At least here in the U.S.A., rich fuckers speak in all the expected phony platitudes that they are good corporate citizens and, at least on the face of it, do not provide the populace with a mountainous supply of cocaine, which an alliance of Mexican government and business was found guilty of having done.
That’s why peckerwoods like Dave Zirin show they don’t have a clue when it comes to understanding the reality of today’s global slave economy, known affectionately by its purveyors as the New World Order. In today’s Los Angeles Times, he writes:
“The growing Latino presence in Major League Baseball is a story of exploitation and opportunity. Club owners set up baseball academies in countries where future prospects can be signed in their early teens for pennies, then fired with little cost if they aren't good enough to play in the big leagues. As one player said to me, ‘The options in the Dominican Republic are jail, the army, the factory or baseball.’"
So how is that different from the way they treat the American-born players – White, Black, Brown and Yellow - and have for decades? The quoted player seems to think that if you invest a buck on a lottery ticket and fail to win a million back, the people who run the numbers owe you a living because it would be unfair working for money.
Go ask the Mafia what kind of sense that makes.
So as I settled in for an afternoon with Team Psycho and saw the stat about Mexican batteries, it dawned on me that maybe it might be self-actualizing for Gavin Floyd if he countered tomorrow’s protest by asserting that today would be “A Day Without a Schizo,” and beg to be left alone by Big Brother to eek out a living as a ballplayer no longer scared shitless by The Show.
Or, as Larry Anderson said as he started the game, “His command has been a problem for all the time he’s been in the big leagues.” Not to mention his 8.50 ERA was nearly the worst in the league after five starts.
Well, all that was about to end today, and as sure as Edward James Olmos and his lunar landscape of a countenance will be on hand tomorrow with all his deprived Chicano friends for a day of shit-disturbance, Floyd went out and finally earned his pay like a Beverly Hills landscaper, handily trimming the Pierogis down to size for 6 2/3 innings until he gave up a meaningless homer and sat down to contemplate his honest day of play. The Phils won, 5-1, despite stranding seven runners in the first five innings.
Anderson had prepared the audience for more futility today after pronouncing that Pittsburgh starter Oliver Perez, from Culiacan, Sinaloa, a violent, notorious headquarters for Mexican narcotrafficantes, entered the game with a 7.20 ERA.
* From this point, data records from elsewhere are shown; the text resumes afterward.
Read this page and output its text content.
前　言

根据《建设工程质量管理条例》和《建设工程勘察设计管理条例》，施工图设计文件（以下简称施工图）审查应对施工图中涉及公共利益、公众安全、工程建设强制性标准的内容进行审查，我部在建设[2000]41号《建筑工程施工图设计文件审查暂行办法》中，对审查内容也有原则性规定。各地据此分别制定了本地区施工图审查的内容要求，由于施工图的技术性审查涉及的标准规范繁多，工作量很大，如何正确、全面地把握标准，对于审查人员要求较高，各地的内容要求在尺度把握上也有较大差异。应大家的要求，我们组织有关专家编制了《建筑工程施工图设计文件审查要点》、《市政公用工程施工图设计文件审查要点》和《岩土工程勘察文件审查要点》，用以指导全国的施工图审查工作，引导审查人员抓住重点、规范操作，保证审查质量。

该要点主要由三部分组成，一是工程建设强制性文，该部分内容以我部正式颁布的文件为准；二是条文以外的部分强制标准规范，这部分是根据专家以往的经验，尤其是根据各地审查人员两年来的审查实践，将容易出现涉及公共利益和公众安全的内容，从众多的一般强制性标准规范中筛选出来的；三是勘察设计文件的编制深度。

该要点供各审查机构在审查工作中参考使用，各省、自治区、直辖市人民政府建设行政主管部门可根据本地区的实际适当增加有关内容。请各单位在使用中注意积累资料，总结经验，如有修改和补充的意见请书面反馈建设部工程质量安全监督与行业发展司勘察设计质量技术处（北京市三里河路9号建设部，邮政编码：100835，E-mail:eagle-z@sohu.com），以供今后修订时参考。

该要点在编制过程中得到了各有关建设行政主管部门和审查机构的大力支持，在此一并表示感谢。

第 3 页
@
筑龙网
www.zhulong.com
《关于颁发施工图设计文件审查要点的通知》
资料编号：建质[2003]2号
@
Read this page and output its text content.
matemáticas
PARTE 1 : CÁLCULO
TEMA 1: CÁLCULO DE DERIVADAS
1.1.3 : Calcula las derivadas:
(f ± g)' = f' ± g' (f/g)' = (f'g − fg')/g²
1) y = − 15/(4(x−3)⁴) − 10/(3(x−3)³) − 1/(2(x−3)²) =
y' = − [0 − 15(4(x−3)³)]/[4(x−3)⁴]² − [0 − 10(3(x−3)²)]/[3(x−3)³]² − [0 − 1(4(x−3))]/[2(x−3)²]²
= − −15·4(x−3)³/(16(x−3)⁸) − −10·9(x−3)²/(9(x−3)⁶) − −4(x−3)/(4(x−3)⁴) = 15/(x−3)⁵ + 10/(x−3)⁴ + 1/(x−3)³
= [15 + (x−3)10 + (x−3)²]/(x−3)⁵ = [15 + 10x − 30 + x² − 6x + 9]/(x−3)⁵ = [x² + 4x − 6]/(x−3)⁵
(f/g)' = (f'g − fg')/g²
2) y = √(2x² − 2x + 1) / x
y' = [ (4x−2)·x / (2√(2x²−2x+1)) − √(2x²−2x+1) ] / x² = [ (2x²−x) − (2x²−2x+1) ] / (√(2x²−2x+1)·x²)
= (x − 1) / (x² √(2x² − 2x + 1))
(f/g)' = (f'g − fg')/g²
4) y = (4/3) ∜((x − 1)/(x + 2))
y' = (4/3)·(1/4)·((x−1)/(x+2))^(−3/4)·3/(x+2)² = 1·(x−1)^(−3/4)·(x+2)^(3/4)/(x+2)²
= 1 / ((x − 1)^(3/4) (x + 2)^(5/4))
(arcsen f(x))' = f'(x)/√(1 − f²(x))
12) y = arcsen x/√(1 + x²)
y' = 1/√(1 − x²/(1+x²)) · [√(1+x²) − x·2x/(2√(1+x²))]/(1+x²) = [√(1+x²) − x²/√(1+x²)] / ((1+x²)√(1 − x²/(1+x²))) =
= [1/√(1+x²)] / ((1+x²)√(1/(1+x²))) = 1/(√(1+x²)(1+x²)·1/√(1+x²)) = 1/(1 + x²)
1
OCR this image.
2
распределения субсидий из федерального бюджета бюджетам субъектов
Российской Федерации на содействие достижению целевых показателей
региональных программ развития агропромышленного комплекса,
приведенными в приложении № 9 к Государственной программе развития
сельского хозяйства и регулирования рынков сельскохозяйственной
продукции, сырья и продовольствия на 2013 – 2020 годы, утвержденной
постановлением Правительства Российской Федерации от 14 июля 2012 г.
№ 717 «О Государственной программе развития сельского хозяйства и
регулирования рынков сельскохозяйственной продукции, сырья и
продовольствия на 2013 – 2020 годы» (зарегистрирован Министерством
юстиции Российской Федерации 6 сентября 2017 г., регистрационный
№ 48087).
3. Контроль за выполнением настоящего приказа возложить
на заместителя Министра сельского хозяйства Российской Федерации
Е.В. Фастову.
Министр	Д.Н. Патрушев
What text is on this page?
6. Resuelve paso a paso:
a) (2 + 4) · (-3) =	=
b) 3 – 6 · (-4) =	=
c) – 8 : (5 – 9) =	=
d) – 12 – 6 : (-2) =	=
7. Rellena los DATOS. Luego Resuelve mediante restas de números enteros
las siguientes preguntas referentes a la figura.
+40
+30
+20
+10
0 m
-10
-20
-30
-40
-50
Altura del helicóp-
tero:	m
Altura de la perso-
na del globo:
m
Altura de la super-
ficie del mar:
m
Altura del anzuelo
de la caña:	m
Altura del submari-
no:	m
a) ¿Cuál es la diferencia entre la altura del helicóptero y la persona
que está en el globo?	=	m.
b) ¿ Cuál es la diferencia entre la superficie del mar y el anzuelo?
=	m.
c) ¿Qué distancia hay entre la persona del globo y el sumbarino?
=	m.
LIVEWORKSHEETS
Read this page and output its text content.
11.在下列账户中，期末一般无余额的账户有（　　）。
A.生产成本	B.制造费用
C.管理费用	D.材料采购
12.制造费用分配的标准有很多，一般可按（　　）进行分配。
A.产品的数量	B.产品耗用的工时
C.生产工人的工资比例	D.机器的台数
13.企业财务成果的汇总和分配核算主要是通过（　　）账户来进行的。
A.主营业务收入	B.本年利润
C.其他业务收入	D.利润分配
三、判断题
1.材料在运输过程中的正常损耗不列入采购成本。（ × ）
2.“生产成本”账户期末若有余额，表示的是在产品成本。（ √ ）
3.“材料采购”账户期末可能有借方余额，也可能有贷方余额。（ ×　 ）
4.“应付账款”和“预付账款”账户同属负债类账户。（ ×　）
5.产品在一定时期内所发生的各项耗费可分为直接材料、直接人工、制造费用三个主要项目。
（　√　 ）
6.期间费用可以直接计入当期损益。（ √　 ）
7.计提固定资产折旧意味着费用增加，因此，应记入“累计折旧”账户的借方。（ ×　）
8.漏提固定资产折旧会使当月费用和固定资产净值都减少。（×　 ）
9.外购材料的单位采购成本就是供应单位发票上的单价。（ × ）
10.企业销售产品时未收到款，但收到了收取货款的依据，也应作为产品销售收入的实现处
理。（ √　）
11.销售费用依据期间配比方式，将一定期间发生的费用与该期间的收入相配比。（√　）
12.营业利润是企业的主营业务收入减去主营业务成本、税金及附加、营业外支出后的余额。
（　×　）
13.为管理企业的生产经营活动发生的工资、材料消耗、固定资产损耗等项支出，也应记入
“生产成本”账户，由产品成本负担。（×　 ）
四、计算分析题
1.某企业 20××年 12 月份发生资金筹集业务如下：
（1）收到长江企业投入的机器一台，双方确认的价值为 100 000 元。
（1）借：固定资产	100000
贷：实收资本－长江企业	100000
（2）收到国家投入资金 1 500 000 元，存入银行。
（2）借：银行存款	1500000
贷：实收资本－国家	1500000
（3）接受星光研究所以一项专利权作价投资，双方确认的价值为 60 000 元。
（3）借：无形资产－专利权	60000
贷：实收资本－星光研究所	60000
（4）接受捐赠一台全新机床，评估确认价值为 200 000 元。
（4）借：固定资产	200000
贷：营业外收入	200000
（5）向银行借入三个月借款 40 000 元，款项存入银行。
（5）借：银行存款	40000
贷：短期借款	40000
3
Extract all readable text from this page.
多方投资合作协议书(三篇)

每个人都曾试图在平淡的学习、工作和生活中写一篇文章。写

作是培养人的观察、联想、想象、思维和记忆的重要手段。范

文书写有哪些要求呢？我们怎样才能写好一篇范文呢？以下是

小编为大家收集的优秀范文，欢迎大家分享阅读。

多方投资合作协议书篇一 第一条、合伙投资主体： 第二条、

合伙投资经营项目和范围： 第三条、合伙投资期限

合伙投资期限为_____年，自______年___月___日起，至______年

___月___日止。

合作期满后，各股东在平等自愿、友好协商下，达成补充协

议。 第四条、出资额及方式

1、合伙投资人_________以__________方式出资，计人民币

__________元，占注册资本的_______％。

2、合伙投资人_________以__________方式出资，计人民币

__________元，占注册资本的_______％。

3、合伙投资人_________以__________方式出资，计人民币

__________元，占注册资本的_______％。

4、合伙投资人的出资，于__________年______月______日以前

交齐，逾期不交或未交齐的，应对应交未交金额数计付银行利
“I don’t know if that bodes too well for the Phils’ offense,” he said, and he meant it. Team Psycho has had one of the weakest schedules in baseball this month, and finished with a 10-14 record, same as last season.
Chollie wrote another bizarre lineup, slotting in Abraham Nunez in the two hole and “AGonz” in the seventh spot behind Ryan Howard. Nunez responded, going 3-for-5 and raising his average above the Mendoza Line to .226. Gonzalez was another story. He went hitless, dipping his average to an incomprehensible .056.
Do we call that the “Gonzalez Gully?” Do the owners owe him a living for that?